新聞報道によれば4月に開園予定(定員108名・0歳~5歳)であった私立保育園が「子供の声でうるさくなる」などの近隣住民の反対を受けて開園を断念したという。市川市の待機児童は373人。全国市町村で9番目に多い。市川市役所には全国から断念に異を唱える多くの電話があったという。予定地は市中心部に近い閑静な住宅地。反対住民のために開かれた複数回の説明会で「子供の声が騒音になる」「保育園が面する道路は狭いので危険だ」「事前になんらの説明もなかった」などの意見が強かったといわれる(毎日新聞)。新聞、テレビを見ていると市に待機児童解消の熱意が感じられない。少子化対策、女性の積極的な社会参加には保育園、幼稚園等の増設が急務であるのは論を待たないはずだ。

因みに「待機児童」のベストテンを記す。1位東京・世田谷区1182人、2位船橋市625人,3位那覇市539人、4位大分市484人、5位仙台市419人、6位熊本市407人、8位東京・板橋区328人、9位市川市373人、10位府中市352人。

脳の発達の過程から子供の声を考察する。黒川伊佐保著「日本語はなぜ美しいのか」(集英社新書)によれば、3歳の誕生日を迎えたころから子供の語彙は格段に増え始める。4歳から7歳までは、ことば、所作、意識の連携を学ぶ時であるという。その声には好奇心が溢れ生きんとする心が現れている。

私はブログにその感想を記した(4月12日)。
「子供の声は天使の声 明日の国を支える その声に大人が励まされる まほろばの国は子供をいつくしんできた その声がその国を美しくする 子供は国の宝 その声が騒音とは… この国はいつから醜くなった だが子供の声は天使の声 いつまでもそういいたい」

パソコンを見ると、「都市部の土地はすでにほぼ開発されつくしており、新しく保育園を作れば民家と隣接せざるを得ない。
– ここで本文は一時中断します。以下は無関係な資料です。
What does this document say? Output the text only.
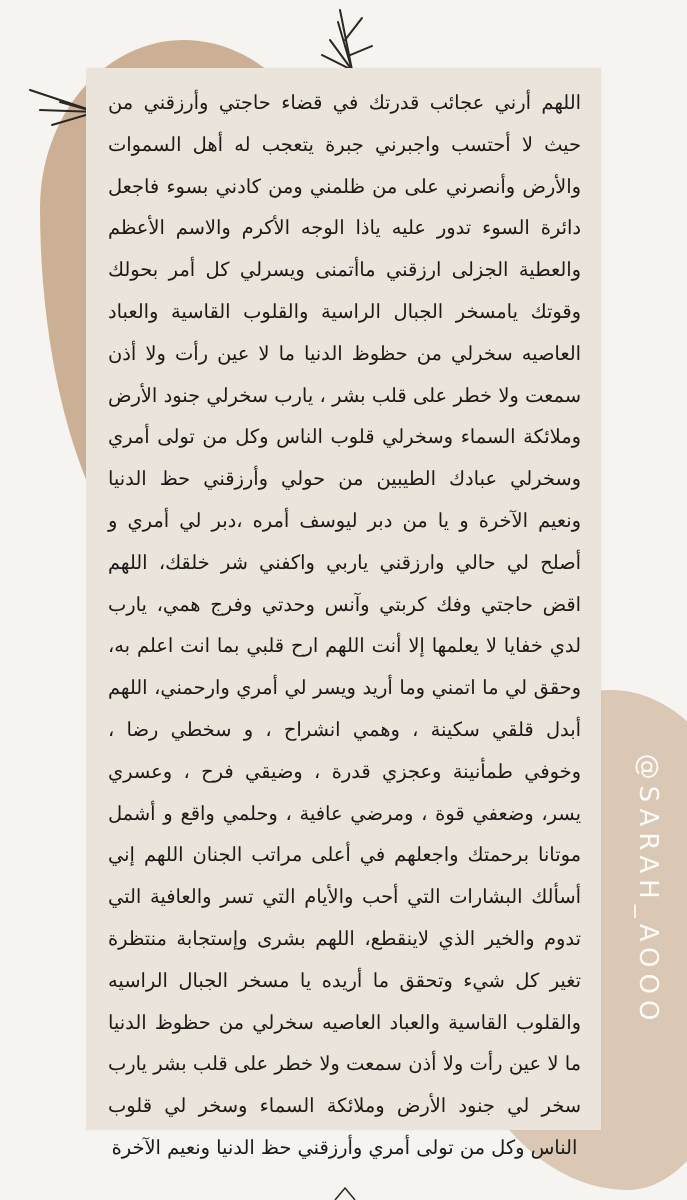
اللهم أرني عجائب قدرتك في قضاء حاجتي وأرزقني من حيث لا أحتسب واجبرني جبرة يتعجب له أهل السموات والأرض وأنصرني على من ظلمني ومن كادني بسوء فاجعل دائرة السوء تدور عليه ياذا الوجه الأكرم والاسم الأعظم والعطية الجزلى ارزقني ماأتمنى ويسرلي كل أمر بحولك وقوتك يامسخر الجبال الراسية والقلوب القاسية والعباد العاصيه سخرلي من حظوظ الدنيا ما لا عين رأت ولا أذن سمعت ولا خطر على قلب بشر ، يارب سخرلي جنود الأرض وملائكة السماء وسخرلي قلوب الناس وكل من تولى أمري وسخرلي عبادك الطيبين من حولي وأرزقني حظ الدنيا ونعيم الآخرة و يا من دبر ليوسف أمره ،دبر لي أمري و أصلح لي حالي وارزقني ياربي واكفني شر خلقك، اللهم اقض حاجتي وفك كربتي وآنس وحدتي وفرج همي، يارب لدي خفايا لا يعلمها إلا أنت اللهم ارح قلبي بما انت اعلم به، وحقق لي ما اتمني وما أريد ويسر لي أمري وارحمني، اللهم أبدل قلقي سكينة ، وهمي انشراح ، و سخطي رضا ، وخوفي طمأنينة وعجزي قدرة ، وضيقي فرح ، وعسري يسر، وضعفي قوة ، ومرضي عافية ، وحلمي واقع و أشمل موتانا برحمتك واجعلهم في أعلى مراتب الجنان اللهم إني أسألك البشارات التي أحب والأيام التي تسر والعافية التي تدوم والخير الذي لاينقطع، اللهم بشرى وإستجابة منتظرة تغير كل شيء وتحقق ما أريده يا مسخر الجبال الراسيه والقلوب القاسية والعباد العاصيه سخرلي من حظوظ الدنيا ما لا عين رأت ولا أذن سمعت ولا خطر على قلب بشر يارب سخر لي جنود الأرض وملائكة السماء وسخر لي قلوب الناس وكل من تولى أمري وأرزقني حظ الدنيا ونعيم الآخرة
@SARAH_AOOO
この状況で多数の保育園を作れば騒音トラブルが発生するのは当然だ。隣人同士の騒音問題である。今後も騒音トラブルは今まで以上に増える」と、見解が紹介されていた。

子供の声を不快に思う人は厚生労働省の調査によれば35%にのぼる(2015年・厚生労働省白書)という。子供の声は生きんとする喜びの声だ。この喜びの声を騒音とはこの国はおかしくなったと思わざるを得ない。